Although the high court, in the June Medical Services v. Russo case, struck down a Louisiana law requiring physicians who perform abortions to have admitting privileges at a local hospital, “Roberts separately said that the test for future abortion regulations shouldn’t be as hard on states, and in particular, states shouldn’t have to prove that these laws serve any benefit,” said Ziegler. That is, if a state is saying that a certain law will protect patients from dangerous abortion procedures, “they don’t have to prove abortion is dangerous; all that matters is how much of a burden it is on abortion access.”
“So even before Barrett, it looked like states were going to have an easier time restricting access to abortion, particularly in settings where they could claim people disagreed about the science,” she continued. “Now, with Barrett, the odds are higher that you’ll have not just that but outright reversal of Roe, which will have the most quick and immediate effect on doctors, who will likely be punished first by states that are allowed to criminalize abortion … I expect to see more of that when Barrett is confirmed to the court.”
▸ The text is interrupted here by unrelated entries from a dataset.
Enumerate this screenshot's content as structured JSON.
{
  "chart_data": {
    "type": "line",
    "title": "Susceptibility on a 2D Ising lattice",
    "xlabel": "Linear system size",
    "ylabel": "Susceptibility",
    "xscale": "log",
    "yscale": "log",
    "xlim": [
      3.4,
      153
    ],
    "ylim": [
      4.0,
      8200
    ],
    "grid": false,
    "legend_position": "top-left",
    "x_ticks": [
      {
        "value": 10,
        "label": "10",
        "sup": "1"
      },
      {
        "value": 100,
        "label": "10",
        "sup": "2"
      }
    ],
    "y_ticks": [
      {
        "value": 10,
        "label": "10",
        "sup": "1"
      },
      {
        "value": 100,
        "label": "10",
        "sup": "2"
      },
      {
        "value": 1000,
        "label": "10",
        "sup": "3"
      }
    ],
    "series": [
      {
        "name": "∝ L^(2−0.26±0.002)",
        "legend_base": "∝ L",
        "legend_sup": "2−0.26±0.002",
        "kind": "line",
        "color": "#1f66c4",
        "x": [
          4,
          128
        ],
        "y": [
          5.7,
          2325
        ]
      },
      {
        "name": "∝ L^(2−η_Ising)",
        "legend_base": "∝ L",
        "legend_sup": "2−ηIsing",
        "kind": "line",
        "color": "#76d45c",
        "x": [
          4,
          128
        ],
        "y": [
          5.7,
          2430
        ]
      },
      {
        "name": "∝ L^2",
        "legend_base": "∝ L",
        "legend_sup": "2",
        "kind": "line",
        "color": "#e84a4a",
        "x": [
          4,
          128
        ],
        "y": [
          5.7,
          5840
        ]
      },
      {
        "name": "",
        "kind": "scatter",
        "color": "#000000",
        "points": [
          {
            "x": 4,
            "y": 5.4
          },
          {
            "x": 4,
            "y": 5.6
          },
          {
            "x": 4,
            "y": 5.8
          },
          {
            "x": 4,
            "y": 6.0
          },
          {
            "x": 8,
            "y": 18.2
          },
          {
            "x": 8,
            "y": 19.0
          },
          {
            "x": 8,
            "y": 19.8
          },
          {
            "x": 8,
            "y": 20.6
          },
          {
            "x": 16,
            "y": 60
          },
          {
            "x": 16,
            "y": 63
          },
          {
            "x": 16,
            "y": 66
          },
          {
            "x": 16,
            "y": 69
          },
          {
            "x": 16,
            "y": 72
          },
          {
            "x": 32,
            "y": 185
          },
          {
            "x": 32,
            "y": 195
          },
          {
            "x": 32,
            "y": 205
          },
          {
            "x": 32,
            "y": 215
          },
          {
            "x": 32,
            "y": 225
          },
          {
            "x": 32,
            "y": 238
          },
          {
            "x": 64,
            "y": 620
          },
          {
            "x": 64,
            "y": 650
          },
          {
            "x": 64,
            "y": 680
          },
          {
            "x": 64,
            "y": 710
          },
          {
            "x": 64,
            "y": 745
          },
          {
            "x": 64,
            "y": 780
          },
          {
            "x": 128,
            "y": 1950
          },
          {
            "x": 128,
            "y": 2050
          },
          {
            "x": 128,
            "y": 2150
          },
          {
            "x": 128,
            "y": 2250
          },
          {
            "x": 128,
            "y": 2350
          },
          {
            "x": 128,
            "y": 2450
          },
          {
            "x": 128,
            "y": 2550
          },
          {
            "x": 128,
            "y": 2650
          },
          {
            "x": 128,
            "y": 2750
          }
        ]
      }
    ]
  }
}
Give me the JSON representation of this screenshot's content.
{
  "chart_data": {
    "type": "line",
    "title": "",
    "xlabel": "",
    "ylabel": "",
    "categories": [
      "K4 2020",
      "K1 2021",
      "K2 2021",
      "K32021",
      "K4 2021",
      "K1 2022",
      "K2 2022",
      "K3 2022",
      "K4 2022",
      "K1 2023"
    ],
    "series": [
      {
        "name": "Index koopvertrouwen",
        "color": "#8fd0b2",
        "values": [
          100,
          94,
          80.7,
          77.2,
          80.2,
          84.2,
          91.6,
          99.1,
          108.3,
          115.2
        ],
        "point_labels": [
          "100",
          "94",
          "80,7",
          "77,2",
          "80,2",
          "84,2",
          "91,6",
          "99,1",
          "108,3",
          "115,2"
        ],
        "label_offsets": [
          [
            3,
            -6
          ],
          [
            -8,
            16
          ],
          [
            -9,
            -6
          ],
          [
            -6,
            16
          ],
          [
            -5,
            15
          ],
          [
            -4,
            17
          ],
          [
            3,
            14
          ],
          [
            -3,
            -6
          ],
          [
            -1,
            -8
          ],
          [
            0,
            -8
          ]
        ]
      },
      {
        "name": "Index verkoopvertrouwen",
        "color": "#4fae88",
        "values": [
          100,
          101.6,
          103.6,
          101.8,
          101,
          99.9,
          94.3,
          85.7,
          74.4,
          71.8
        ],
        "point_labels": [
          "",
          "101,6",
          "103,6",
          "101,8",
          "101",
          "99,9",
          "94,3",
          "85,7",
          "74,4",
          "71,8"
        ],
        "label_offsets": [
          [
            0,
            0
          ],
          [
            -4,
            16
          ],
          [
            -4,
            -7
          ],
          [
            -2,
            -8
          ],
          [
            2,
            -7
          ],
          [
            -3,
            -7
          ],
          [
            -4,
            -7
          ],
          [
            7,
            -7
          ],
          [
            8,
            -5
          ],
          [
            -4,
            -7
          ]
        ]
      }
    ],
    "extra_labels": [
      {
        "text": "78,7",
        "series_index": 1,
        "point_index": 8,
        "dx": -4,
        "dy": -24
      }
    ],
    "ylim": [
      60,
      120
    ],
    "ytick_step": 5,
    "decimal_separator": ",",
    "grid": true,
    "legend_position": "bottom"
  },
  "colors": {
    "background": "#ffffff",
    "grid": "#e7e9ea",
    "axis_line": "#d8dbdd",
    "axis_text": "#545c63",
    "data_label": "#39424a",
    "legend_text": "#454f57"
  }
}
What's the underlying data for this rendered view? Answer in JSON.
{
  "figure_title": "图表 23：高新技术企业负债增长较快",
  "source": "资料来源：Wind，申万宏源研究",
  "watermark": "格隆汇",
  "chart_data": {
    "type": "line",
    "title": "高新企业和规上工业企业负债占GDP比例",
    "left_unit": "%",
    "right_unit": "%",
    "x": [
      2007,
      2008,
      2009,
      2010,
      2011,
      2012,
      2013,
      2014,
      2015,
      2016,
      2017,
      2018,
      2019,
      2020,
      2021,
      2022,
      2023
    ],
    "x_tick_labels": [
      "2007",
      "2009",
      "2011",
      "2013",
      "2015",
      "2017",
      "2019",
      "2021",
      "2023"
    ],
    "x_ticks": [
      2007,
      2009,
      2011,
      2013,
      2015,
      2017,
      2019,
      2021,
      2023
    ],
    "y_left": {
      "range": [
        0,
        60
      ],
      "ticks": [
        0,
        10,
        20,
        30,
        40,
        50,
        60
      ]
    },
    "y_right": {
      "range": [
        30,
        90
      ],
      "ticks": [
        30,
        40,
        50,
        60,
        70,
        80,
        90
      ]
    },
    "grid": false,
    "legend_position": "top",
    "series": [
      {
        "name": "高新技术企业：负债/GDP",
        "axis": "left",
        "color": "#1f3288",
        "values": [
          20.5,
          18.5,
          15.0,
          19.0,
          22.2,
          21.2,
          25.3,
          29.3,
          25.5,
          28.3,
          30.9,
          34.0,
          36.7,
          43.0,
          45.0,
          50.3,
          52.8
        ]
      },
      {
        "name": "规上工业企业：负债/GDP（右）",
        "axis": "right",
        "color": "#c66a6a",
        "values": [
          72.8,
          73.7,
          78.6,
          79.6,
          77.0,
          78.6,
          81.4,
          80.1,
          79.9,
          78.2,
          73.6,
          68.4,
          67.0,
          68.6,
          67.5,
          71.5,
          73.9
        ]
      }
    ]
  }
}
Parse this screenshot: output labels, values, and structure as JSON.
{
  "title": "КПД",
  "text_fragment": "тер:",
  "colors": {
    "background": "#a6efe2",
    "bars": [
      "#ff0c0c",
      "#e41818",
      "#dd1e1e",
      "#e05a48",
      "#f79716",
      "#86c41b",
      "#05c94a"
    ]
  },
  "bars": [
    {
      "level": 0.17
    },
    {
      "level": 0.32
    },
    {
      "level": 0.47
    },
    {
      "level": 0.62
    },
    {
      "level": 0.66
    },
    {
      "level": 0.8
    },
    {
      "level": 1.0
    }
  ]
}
Ziegler said she expects that overturning Roe, if it happens, “will take a while,” since doing so quickly wouldn’t be good optics for the court. “More of what you’d have is the court upholding a restriction or two first … These people don’t want to be seen as partisans; they want to be seen as serious jurists,” so it’s not likely they’d overturn Roe as soon as Barrett takes her seat on the court, she said.
Other healthcare cases are in the pipeline too, and they may eventually make it to the Supreme Court, said Keith, of Georgetown. These include one related to the Trump administration’s regulations on short-term limited duration health plans, as well as cases involving cuts to provider payments in the 340B program, regulations on site-neutral payments for procedures, and cost-sharing reduction payments to health insurers, she said.